1 Post author: Luke_A_Somers 13 October 2011 07:53PM

You are viewing a comment permalink. View the original post to see all comments and the full post content.

Comments (35)

You are viewing a single comment's thread. Show more comments above.

Comment author: RolfAndreassen 15 October 2011 02:47:53AM 3 points [-]

I was simplifying the rather complex concept of extrapolated volition to fit it in one sentence.

An AI which not only notices that its friendliness is not invariant, but decides to modify in the direction of invariant Friendliness, is already Friendly. An AI which is able to modify itself to invariant Friendliness without unacceptable compromise of its existing goals is already Friendly. You're assuming away the hard work.

Comment author: Luke_A_Somers 15 October 2011 06:54:41PM *  2 points [-]

"already friendly"? You're acting as if its state doesn't depend on its environment.

Are there elements of the environment that could determine whether a given AI's successor is friendly or not? I would say 'yes'.

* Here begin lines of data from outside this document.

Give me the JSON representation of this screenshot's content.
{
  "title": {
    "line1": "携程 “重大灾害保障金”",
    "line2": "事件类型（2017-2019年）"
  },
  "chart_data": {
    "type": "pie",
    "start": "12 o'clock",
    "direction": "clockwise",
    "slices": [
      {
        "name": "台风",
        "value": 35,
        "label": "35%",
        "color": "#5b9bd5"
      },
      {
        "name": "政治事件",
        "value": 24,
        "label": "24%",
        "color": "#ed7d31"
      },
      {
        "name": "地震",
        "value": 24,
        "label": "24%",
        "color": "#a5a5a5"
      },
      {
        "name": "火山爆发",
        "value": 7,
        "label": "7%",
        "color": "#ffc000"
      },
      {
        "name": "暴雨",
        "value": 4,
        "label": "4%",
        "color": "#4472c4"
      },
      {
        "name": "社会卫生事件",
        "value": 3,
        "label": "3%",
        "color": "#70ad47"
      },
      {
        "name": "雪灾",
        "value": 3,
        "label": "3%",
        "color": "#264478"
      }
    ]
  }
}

This is after one has already done the hard work of making an AI that even has the potential to be friendly, but you messed up on that one crucial bit. This is a saving throw, a desperate error handler, not the primary way forward. By saying 'backup plan' I don't mean, 'if Friendly AI is hard, let's try this', I mean 'Could this save us from being restrained and nannied for eternity?'

Comment author: RolfAndreassen 15 October 2011 07:19:22PM 2 points [-]

I shudder to think that any AI's final goals could be so balanced that random articles on the Web of a Thousand Lies could push it one way or the other. I'm of the opinion that this is a fail, to be avoided at all costs.